In today's digital landscape, ratings and reviews are the lifeblood of any app's success on the App Store. Users rely on these insights to make informed decisions about which apps to download or purchase. To revolutionize this process, we've developed a cutting-edge approach to review summarization that leverages Large Language Models (LLMs) to provide users with a high-level overview of an app's user experience.

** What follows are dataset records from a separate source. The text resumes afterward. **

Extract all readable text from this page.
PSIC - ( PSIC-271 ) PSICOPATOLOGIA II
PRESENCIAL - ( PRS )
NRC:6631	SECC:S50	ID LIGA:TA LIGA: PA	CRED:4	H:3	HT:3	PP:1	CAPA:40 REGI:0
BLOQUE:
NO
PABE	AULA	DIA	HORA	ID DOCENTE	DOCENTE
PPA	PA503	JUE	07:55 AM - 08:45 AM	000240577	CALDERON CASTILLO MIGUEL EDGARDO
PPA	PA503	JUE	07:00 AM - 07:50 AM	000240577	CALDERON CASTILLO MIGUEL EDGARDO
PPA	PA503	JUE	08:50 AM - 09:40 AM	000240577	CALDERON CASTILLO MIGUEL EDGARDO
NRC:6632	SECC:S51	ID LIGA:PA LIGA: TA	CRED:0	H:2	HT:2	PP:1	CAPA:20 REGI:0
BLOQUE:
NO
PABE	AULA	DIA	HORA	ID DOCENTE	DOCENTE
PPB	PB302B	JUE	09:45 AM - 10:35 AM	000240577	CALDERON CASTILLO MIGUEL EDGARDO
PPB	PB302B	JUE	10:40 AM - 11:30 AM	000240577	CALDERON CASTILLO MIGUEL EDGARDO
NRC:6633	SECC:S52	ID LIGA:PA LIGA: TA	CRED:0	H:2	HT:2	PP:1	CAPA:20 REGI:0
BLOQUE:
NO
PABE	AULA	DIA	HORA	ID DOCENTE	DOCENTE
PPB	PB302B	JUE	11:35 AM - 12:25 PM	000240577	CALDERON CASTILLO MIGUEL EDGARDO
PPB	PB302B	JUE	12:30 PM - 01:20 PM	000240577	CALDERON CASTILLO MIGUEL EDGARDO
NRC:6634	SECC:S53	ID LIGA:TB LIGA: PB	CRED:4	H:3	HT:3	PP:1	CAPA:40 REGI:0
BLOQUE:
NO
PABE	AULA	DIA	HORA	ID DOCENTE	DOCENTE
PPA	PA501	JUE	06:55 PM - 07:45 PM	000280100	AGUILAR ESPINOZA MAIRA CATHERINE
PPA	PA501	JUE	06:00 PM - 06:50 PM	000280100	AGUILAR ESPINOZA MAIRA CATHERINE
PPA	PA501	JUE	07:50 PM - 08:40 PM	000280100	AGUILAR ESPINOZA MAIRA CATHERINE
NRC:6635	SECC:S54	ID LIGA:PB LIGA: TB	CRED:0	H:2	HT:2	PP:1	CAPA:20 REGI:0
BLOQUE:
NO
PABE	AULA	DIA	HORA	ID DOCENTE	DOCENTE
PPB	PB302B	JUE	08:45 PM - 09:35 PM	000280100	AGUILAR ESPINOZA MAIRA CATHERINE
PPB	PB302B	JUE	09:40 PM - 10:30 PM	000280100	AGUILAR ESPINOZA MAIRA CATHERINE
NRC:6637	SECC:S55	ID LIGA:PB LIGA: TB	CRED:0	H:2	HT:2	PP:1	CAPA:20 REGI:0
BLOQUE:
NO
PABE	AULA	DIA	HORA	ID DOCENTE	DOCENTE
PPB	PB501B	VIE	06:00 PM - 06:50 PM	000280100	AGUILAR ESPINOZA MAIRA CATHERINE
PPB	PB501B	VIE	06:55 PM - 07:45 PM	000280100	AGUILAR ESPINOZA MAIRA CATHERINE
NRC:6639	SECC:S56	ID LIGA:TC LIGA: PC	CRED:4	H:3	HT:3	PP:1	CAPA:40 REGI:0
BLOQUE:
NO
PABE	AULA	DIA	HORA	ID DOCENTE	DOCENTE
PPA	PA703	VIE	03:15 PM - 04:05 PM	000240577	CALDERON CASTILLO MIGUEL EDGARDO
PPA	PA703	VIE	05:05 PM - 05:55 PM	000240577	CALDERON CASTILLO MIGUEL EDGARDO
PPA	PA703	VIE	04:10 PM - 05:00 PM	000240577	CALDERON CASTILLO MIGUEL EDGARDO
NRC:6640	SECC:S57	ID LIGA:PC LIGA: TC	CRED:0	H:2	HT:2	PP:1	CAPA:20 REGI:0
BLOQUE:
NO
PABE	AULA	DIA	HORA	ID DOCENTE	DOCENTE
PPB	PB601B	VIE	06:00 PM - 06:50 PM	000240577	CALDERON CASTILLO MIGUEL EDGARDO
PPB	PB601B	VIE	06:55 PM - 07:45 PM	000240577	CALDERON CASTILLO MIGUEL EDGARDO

Challenges in Review Summarization

Summarizing crowd-sourced user reviews presents several challenges, including timeliness, diversity, and accuracy. To overcome these hurdles, we designed a novel approach that prioritizes safety, fairness, truthfulness, and helpfulness in generating summaries.

The Power of LLMs

Our solution leverages generative AI to extract key insights from each review, understand and aggregate commonly occurring themes, balance sentiment, and output a summary reflective of broad user opinion. We fine-tuned three separate LLMs for this task: one for insight extraction, another for dynamic topic modeling, and a third for summary generation.

Insight Extraction

The first step in our process is to extract key insights from each review using an LLM fine-tuned with LoRA adapters. This approach distills each review into a set of distinct insights, encapsulating specific aspects of the review in standardized natural language. This structured representation enables effective comparison of relevant topics across different reviews.

Dynamic Topic Modeling

After extracting insights, we use dynamic topic modeling to group similar themes from user reviews and identify the most prominent topics discussed. Our model learns to distill each insight into a topic name in a standardized fashion while avoiding a fixed taxonomy. We then apply deduplication logic on an app-by-app basis to combine semantic related topics and pattern matching to account for variations in topic names.

Topic & Insight Selection

For each app, we select a set of topics for summarization, prioritizing topic popularity while incorporating additional criteria to enhance balance, relevance, helpfulness, and freshness. We ensure that the selected topics reflect the broader sentiment expressed by users by making sure that the representative insights gathered are consistent with the app's overall ratings.

Summary Generation

The final step in our process is to generate a summary from the selected insights using an LLM fine-tuned for this task. We fine-tuned this model using a large, diverse set of reference summaries written by human experts and continued fine-tuning using preference alignment.

Evaluation

To evaluate the effectiveness of our approach, we assembled a comprehensive dataset of summary pairs - comprised of the model's initially generated output and subsequent human-edited version - focusing on examples where the model's output could have been improved in composition to adhere more closely to the intended style. Our evaluation criteria included safety, groundedness, composition, and helpfulness.

By leveraging LLMs and addressing the challenges of review summarization, we've developed a novel approach that provides users with a high-level overview of an app's user experience. This approach has far-reaching implications for improving app user experience and enhancing the overall quality of reviews on the App Store.